TM: In your comedy routines, you play off of the stereotypes that we know, but you break them down and prove them wrong. That’s part of the equation.

MA: My equation is being funny. That’s the most important thing, being hilarious. Now, trying to teach everybody . . . what am I, a professor? I try to be funny and, equally important to me, thought-provoking. And if you can do those two things, then you’re golden as a stand-up comedian. But even pre-9/11, I saw that there was a massive gap in knowledge regarding Arab culture. I mean, I see hummus everywhere today. This is a chickpea paste that I grew up eating from the time I could remember, right from the moment I had a memory. And now it’s being sold for $6.99 everywhere, being mixed with pine nuts and all kinds of horrible things that it shouldn’t be mixed with. I just can’t believe how far we’ve come. Everybody knows what falafel is now! In 2001 people would say, “Ew, what is that little green cilantro-looking thing? I don’t know what the hell that thing is.” It’s just interesting how everybody eventually catches up. Can you imagine eating sushi in the U.S. in the forties? Probably not. But everybody eats sushi now. They had a problem with Japan back then, but today, everybody goes, “Oh, sushi, yes! Sashimi, mmm.” Nobody thinks about World War II while eating it. Not a single person.

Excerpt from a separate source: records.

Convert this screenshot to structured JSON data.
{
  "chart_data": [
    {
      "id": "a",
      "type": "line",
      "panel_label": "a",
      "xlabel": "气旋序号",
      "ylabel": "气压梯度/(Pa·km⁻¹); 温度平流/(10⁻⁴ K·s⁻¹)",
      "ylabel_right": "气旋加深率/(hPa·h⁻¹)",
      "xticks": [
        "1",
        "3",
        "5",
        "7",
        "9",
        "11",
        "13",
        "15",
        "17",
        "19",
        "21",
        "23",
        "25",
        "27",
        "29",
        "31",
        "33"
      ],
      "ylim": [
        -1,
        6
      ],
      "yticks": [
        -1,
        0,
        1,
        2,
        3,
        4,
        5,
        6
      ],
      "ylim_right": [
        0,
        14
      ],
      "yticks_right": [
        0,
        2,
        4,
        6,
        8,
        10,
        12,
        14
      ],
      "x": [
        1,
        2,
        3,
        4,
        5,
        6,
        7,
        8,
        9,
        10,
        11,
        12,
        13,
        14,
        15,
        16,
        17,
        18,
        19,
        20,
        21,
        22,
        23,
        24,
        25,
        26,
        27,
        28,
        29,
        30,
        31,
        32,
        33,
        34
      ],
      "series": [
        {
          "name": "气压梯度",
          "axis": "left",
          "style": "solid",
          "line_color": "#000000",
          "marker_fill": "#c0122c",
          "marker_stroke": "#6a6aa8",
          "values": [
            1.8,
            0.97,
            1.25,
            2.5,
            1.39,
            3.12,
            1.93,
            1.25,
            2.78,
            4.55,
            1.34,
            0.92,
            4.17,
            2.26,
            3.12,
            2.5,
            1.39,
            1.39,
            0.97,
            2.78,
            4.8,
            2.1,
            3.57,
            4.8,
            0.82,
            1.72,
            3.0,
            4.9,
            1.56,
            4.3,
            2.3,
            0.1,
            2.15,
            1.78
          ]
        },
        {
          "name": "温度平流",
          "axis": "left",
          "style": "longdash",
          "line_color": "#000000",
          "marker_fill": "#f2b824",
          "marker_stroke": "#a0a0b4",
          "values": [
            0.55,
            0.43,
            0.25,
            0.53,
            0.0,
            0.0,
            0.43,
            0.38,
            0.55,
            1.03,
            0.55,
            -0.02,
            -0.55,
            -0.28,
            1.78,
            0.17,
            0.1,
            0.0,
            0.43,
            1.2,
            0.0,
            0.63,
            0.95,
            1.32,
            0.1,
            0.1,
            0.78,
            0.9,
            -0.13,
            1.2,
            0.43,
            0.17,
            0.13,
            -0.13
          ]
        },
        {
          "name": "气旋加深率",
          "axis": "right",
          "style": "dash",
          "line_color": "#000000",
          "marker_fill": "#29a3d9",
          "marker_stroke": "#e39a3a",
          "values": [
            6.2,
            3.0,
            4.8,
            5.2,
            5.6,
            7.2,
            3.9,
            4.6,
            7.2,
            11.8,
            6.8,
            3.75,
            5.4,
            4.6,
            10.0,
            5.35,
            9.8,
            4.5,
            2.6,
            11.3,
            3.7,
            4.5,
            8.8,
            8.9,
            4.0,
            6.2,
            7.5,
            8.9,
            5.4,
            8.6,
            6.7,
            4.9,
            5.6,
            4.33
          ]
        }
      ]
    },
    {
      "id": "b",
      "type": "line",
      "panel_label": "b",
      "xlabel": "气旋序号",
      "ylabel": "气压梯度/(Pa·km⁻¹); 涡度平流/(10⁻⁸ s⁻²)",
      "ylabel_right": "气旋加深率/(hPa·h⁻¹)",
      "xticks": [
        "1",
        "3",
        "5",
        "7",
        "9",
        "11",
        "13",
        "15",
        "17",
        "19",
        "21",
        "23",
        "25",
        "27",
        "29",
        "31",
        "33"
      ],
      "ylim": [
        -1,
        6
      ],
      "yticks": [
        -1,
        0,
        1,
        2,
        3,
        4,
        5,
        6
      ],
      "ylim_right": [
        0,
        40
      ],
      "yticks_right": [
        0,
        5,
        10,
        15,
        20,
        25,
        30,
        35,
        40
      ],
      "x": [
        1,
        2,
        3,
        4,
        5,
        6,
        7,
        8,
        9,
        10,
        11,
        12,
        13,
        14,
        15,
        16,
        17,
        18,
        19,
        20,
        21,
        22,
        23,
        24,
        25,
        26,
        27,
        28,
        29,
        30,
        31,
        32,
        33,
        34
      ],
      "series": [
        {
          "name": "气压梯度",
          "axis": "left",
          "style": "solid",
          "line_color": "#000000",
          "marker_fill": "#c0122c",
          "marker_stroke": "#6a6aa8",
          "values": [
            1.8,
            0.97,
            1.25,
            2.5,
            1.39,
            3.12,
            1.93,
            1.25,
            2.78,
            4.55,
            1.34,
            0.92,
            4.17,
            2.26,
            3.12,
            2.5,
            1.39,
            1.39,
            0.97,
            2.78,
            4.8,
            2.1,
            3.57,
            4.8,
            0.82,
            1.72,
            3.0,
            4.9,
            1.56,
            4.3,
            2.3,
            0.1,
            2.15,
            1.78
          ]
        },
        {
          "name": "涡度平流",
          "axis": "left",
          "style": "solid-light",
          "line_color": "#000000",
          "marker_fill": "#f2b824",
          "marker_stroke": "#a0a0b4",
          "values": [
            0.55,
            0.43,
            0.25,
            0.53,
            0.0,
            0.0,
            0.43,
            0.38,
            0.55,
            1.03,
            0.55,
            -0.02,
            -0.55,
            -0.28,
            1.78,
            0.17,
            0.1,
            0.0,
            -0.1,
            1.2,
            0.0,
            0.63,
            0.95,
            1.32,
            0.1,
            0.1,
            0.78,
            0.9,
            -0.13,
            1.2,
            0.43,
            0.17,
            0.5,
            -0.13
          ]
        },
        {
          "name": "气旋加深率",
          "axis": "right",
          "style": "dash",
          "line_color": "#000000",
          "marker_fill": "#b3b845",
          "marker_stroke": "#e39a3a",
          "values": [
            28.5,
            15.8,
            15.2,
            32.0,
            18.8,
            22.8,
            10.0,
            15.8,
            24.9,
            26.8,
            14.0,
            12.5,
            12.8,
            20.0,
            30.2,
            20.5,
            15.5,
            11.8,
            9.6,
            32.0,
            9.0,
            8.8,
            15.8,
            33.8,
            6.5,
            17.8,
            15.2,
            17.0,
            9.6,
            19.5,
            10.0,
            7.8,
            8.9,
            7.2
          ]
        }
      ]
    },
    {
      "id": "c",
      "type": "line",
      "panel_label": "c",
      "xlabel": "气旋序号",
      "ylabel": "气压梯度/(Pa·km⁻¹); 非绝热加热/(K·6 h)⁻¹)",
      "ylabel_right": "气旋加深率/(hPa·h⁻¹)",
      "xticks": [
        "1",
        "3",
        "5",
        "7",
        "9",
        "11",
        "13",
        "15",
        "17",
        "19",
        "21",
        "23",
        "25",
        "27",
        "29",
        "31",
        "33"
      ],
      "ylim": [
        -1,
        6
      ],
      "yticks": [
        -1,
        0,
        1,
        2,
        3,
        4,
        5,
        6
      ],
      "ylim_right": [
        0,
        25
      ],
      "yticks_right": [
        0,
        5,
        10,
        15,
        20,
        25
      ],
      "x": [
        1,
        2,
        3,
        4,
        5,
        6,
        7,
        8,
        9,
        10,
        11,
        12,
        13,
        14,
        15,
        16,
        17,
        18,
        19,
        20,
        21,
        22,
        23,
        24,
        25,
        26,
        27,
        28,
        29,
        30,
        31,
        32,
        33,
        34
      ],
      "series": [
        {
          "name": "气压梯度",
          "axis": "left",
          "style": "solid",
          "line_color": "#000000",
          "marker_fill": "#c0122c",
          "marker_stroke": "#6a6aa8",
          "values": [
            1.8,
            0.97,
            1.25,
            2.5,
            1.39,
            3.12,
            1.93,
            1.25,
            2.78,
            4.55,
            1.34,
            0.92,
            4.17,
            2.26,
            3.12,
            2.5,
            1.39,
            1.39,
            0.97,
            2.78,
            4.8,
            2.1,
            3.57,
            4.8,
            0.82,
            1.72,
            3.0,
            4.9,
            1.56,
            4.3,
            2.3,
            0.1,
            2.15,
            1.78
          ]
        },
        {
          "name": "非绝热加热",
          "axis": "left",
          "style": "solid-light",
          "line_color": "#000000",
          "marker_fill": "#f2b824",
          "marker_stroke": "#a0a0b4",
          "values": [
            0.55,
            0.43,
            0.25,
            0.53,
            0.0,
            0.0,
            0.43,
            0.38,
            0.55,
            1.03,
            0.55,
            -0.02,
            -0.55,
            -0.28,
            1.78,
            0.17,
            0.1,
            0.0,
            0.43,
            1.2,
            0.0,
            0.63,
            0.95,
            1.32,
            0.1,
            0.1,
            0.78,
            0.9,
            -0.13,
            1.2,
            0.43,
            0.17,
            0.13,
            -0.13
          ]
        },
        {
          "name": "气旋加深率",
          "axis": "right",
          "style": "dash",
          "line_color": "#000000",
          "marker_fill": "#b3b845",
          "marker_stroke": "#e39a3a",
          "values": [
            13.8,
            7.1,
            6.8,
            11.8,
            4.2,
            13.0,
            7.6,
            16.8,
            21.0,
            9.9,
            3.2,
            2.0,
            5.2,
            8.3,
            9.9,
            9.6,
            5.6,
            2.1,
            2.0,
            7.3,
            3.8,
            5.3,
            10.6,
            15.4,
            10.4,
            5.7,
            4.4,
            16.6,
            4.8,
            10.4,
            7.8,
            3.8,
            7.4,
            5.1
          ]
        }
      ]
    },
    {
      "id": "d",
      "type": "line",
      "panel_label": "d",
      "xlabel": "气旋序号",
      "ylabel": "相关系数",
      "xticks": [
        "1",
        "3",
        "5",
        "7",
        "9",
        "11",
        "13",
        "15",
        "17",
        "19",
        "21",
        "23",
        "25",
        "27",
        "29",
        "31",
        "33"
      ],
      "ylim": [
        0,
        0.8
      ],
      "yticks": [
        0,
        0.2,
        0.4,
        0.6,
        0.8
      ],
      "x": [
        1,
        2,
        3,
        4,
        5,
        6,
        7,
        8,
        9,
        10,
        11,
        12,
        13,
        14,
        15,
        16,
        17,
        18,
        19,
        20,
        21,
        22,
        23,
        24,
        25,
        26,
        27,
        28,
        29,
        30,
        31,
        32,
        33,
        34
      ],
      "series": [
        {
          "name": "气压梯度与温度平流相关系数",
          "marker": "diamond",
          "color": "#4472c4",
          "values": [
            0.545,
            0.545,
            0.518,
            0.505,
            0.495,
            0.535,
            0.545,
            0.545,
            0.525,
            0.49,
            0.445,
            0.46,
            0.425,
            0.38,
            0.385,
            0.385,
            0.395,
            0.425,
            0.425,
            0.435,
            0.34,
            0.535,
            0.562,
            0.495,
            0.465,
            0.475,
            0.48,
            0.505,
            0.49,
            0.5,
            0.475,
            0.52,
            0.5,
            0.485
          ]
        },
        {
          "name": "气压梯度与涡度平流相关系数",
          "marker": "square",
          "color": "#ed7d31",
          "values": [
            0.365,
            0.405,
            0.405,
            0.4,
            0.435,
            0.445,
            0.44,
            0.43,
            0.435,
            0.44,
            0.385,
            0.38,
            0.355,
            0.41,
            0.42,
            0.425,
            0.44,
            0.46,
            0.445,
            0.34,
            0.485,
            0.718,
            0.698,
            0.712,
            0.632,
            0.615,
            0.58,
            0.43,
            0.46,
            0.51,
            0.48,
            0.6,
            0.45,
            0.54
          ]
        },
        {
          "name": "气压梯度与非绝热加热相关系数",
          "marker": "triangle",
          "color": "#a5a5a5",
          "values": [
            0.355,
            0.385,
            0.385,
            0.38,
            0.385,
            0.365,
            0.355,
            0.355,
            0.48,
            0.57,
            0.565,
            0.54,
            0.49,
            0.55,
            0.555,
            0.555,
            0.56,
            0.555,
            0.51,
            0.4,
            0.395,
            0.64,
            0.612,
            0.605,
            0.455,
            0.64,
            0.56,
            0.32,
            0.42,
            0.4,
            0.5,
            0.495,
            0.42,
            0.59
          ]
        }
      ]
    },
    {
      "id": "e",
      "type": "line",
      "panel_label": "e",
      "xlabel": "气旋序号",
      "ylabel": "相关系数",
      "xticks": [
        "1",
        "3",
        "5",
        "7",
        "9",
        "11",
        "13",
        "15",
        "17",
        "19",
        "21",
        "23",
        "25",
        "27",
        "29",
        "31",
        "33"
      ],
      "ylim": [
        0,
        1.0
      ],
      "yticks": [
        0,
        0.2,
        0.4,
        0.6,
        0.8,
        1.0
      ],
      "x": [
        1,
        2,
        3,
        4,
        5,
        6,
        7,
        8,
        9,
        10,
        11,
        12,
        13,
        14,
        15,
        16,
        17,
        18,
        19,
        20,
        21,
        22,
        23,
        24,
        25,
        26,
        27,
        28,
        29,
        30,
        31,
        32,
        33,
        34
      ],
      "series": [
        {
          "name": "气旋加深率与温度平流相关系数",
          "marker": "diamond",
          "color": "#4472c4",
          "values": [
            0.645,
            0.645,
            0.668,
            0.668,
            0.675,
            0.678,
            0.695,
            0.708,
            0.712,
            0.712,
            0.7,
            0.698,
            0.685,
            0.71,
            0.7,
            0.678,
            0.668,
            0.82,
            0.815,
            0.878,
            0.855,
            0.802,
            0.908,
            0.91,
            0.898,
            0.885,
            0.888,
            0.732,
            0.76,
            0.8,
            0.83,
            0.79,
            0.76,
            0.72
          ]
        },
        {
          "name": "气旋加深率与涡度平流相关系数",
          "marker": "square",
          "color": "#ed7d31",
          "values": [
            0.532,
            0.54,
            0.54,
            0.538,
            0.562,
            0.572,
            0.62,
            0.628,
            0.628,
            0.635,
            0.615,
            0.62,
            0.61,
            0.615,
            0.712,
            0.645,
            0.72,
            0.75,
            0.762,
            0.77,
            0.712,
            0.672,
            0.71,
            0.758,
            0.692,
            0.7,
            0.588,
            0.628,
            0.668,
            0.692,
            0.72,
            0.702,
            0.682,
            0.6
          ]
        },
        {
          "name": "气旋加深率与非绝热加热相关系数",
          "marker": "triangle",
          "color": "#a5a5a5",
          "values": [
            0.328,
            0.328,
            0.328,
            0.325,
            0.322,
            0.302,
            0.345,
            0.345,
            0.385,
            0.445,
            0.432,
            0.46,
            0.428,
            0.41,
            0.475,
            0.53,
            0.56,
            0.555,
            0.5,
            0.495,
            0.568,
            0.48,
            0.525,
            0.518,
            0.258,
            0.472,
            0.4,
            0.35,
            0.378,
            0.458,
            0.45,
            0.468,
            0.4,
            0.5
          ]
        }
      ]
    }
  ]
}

TM: Why do you think Dave Chappelle took a chance on you?

MA: Because I’m a refugee, man. He felt bad. I showed him these videos of me as a kid, walking the streets, and he was like, “I have to help this kid out.” No, I’m kidding. I think we’re really similar. It’s just really interesting, the parallels that we found out later, and there’s something really spiritual about our experience, about our friendship and our brotherhood. And I think he thinks that I’m really hilarious. At least, I hope so.

This interview has been edited for clarity and length.